In short, Cloudera has a good argument for persuading customers to stay within its platform in order to preserve portability and avoid lock-in to any one cloud. But customers will face strong incentives to leverage native cloud services and that represents a risk to this key part of Cloudera’s strategy.
The second big risk relates to how well Cloudera can ride the machine learning wave. Machine learning and AI are becoming the heart of emerging applications. And Hadoop vendors have a privileged position in supporting these new applications by virtue of the huge amounts of data customers have been collecting in their Hadoop repositories. The promise is that Cloudera can provide tools that combine data scientists’ familiarity of working with desktop tools such as those based on R or Python with the scalability, security and manageability of a Hadoop cluster running Spark. It’s a compelling value proposition.
But there’s an obstacle that will be familiar to many Hadoop customers: scarce skills. Many Hadoop customers, especially outside the largest and most sophisticated shops, have faced challenges getting their on-premises deployments into production because it’s hard to manage disparate components that weren’t all designed to fit together. Even though machine learning tools are getting easier to use, building the models still requires data scientists. And these skills may be even more scarce than those required to administer Hadoop.
As with hybrid cloud migration, public cloud platforms appear likely to upend all assumptions about building machine learning applications. They have an advantage that traditional enterprise software vendors can’t currently match. They have data, and lots of it. This data comes from running their cloud platforms as well as their other cloud businesses. For example, mainstream developers can create conversational user interfaces using machine learning models on Azure that Microsoft trained as part of operating its Cortana assistant and Bing search engine. Google offers similar capabilities. A few years ago, only highly specialized data scientists who understood deep learning with artificial neural networks could even attempt to build conversational user interfaces (figure 2, below).
But the cloud vendors have advantages in many more areas too. For example, Amazon is working to extend to AWS much of the machine learning and AI technology that it uses to run its ecommerce business. All the data it has processed to figure out how to do merchandising and recommendations in different verticals; demand forecasting and price optimization; and fulfillment and logistics, among other tasks, will be services accessible to mainstream developers.
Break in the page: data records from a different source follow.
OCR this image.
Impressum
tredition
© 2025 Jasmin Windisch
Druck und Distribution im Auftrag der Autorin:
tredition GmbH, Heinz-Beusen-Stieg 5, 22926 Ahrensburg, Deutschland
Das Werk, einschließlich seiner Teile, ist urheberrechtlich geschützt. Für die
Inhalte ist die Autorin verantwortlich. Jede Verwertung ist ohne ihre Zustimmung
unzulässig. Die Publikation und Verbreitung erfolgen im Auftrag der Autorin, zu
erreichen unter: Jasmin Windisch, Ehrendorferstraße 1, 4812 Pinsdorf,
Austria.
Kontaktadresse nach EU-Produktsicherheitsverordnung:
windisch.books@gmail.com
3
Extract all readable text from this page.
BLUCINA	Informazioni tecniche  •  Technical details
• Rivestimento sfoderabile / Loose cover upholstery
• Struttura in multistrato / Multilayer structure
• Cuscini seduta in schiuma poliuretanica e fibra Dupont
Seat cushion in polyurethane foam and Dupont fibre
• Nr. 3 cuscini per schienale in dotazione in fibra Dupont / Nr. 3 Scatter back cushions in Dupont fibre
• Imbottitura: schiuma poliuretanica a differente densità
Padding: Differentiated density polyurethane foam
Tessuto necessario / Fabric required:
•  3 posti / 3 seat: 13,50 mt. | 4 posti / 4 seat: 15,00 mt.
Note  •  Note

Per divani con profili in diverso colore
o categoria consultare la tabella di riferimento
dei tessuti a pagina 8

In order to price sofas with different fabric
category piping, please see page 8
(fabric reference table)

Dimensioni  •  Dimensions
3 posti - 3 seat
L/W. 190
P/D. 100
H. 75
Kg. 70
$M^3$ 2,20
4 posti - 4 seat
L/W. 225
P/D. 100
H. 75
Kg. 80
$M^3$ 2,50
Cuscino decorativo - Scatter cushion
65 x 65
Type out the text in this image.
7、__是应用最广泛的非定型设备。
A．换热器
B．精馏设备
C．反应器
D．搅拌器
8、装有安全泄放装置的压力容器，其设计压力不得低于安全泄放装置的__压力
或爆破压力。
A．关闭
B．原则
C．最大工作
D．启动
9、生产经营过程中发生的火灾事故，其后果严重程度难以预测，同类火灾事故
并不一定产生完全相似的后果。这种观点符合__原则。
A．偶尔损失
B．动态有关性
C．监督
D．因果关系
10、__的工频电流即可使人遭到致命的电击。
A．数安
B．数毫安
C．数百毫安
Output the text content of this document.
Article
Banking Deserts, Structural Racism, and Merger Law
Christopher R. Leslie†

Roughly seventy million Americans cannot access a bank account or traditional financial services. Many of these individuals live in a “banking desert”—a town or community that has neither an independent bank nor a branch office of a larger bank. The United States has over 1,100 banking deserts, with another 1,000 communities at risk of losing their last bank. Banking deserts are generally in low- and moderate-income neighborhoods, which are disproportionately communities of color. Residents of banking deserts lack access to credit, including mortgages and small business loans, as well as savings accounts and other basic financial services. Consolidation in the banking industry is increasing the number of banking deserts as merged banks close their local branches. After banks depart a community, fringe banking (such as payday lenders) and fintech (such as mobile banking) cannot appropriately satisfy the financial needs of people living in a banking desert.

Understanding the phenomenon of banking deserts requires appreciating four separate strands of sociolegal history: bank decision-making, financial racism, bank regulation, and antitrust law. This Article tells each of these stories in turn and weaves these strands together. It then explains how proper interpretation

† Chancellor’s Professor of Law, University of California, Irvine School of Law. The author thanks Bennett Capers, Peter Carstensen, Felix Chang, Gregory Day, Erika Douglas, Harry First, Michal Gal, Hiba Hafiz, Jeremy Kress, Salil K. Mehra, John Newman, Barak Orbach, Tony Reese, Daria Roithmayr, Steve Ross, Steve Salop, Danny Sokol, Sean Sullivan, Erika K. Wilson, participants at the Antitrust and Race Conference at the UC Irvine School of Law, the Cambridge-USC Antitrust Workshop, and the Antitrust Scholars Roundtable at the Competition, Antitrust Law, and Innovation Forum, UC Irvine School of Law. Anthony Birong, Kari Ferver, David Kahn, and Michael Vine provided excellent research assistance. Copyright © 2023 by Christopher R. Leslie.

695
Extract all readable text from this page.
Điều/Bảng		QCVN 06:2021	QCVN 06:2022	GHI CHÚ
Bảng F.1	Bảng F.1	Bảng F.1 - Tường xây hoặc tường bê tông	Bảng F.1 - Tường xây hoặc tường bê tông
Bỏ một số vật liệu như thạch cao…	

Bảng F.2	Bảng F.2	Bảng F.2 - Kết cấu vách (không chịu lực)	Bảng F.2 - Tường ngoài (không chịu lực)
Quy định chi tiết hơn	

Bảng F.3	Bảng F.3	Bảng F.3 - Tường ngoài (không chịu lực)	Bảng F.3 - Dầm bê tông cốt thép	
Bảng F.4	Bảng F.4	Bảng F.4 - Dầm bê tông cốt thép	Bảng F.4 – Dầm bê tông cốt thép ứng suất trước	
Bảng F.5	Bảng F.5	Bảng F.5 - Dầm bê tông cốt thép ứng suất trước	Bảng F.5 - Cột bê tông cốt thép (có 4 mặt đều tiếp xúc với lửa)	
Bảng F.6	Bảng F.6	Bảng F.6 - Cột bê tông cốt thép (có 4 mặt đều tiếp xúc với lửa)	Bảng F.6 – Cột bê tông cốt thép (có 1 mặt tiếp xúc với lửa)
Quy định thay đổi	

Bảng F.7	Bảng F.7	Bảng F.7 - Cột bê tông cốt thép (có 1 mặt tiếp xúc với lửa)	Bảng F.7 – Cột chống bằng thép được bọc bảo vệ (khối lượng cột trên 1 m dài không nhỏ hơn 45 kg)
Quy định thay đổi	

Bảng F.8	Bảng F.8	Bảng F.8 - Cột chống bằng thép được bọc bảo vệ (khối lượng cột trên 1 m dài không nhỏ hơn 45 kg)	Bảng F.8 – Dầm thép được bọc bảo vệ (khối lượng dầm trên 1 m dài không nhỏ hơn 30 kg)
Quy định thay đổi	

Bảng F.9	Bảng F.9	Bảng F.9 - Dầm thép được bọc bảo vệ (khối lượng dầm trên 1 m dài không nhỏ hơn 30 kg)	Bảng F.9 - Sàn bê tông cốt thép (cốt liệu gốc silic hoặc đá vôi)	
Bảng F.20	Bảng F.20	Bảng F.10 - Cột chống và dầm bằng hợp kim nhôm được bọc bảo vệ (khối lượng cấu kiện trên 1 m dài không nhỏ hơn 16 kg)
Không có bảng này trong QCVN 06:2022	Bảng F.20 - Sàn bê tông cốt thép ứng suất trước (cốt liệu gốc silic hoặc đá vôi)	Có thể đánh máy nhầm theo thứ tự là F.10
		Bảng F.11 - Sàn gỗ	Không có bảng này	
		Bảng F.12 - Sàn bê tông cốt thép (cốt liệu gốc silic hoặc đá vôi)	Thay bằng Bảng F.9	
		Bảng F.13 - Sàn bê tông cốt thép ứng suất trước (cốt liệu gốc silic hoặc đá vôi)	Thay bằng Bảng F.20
To be fair, most developers will have to do additional work to customize these services to their particular applications. But more than any data science tools imminently on the horizon, these types of application-level services, available from all the cloud vendors will empower mainstream application developers. These services will exert the most powerful draw onto the cloud vendors’ application platforms, pulling in both on data currently in Hadoop repositories and new data accumulating in the cloud.
Cloudera is a hot stock because it is a high-growth enterprise software company with an immense opportunity. Institutional investors currently have a big appetite to fund growth opportunities even at the expense of profitability. But investors and customers should be aware that seemingly distant competitive threats, like the objects in your rear-view mirror, are closer than they appear.